Spouted jar


Not on view

This pitcher has a squat body with a rounded shoulder, a short neck, and a flaring rim. A long spout emerges from one side of the body just below the shoulder and connects to the rim before jutting out horizontally. A flat handle connects the shoulder and the rim on the other side. The pitcher is buff, with painted reddish-brown decorations, including checkerboard patterns on the body, dots on the rim, and crosshatching, zigzags and rays on the spout and handle. The combination of the long spout and painted decorations suggest the form of a bird. The body and neck were made separately on a wheel, with the handle and spout added later.

This pitcher was excavated at Tepe Sialk, near Kashan in central Iran.

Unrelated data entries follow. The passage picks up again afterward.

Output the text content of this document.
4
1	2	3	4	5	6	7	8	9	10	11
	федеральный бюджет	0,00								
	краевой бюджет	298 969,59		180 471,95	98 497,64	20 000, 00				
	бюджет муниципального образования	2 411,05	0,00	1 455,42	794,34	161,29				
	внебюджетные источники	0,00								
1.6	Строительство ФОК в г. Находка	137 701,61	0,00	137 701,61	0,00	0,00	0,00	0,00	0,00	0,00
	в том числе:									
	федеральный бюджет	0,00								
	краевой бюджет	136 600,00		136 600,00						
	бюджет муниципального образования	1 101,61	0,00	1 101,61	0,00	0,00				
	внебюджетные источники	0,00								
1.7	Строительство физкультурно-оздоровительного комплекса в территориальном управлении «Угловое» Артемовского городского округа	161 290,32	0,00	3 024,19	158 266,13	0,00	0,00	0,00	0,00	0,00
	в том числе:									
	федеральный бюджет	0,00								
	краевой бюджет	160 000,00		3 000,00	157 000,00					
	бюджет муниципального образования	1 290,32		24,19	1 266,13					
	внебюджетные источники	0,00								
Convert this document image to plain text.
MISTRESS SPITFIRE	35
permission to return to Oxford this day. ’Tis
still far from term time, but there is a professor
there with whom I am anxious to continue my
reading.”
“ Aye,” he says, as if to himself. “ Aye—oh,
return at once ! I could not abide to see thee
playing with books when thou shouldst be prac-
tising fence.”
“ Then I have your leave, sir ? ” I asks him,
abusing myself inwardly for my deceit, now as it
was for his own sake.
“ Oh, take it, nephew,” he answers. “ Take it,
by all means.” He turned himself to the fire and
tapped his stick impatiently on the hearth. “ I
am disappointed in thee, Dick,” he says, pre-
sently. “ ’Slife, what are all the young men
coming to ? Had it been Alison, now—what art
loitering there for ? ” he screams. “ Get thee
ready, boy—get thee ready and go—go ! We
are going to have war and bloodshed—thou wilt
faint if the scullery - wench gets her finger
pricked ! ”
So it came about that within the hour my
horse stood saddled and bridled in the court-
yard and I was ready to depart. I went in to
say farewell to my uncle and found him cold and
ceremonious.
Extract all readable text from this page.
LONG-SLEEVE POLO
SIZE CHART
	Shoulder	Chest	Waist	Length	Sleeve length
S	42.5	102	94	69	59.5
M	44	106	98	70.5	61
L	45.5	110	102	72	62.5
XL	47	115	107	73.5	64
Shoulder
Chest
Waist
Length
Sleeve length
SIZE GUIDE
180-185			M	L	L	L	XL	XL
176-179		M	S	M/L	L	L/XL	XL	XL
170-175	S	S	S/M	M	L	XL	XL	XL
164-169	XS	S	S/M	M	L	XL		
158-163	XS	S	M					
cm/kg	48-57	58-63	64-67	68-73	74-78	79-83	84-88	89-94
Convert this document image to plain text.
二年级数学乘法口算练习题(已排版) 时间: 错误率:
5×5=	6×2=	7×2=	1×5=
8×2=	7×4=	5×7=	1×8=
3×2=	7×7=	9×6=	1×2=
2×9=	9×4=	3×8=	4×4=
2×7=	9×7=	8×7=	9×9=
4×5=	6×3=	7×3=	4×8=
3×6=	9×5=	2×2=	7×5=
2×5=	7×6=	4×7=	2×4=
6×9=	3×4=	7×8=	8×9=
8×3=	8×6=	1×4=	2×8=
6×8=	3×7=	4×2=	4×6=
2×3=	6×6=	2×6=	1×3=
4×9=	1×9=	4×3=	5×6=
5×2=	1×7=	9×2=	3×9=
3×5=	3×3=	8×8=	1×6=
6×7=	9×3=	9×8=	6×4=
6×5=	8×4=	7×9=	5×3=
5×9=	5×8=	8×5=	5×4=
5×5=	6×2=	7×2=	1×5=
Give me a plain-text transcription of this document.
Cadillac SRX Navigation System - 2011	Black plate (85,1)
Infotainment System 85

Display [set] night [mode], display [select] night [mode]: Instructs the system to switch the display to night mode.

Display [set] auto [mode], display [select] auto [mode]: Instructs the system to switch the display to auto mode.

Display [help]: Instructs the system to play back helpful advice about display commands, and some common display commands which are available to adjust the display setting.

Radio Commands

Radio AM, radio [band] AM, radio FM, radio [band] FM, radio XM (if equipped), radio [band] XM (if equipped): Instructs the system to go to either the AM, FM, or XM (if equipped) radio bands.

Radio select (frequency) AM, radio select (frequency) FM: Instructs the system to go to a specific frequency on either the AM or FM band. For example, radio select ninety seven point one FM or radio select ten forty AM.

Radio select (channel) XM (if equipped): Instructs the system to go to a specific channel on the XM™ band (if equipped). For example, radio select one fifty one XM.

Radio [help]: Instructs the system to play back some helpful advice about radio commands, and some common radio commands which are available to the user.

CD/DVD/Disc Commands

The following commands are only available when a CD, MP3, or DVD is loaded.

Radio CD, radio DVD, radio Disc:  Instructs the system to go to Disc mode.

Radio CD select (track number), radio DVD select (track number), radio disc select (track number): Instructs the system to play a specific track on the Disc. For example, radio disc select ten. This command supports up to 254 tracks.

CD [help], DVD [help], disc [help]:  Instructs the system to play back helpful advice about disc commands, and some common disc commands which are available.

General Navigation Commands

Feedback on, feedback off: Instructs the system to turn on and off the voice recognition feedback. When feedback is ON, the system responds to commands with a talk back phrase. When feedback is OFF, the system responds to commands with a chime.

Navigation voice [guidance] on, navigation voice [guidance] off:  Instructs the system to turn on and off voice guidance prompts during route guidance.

Sialk was the site of a fortified town, constructed in the early first millennium B.C. Several hundred yards from the town there was a large cemetery, called Necropolis B by the archaeologists who explored it between 1933 and 1937. The graves were pits covered with pitched roofs made of stone or clay, and in addition to the bodies of the dead they contained jewelry, weapons, leather armor, horse trappings and ceramic vessels, including many similar pitchers. Presumably this pitcher was used to pour a liquid containing dregs, such as wine, since the round body and long spout would prevent the dregs from ending up in the cup. Possibly it was used in a funerary banquet or ritual before it was placed in the grave; regardless, its burial in the cemetery shows that drinking wine was an important part of life and death in Iron Age Sialk.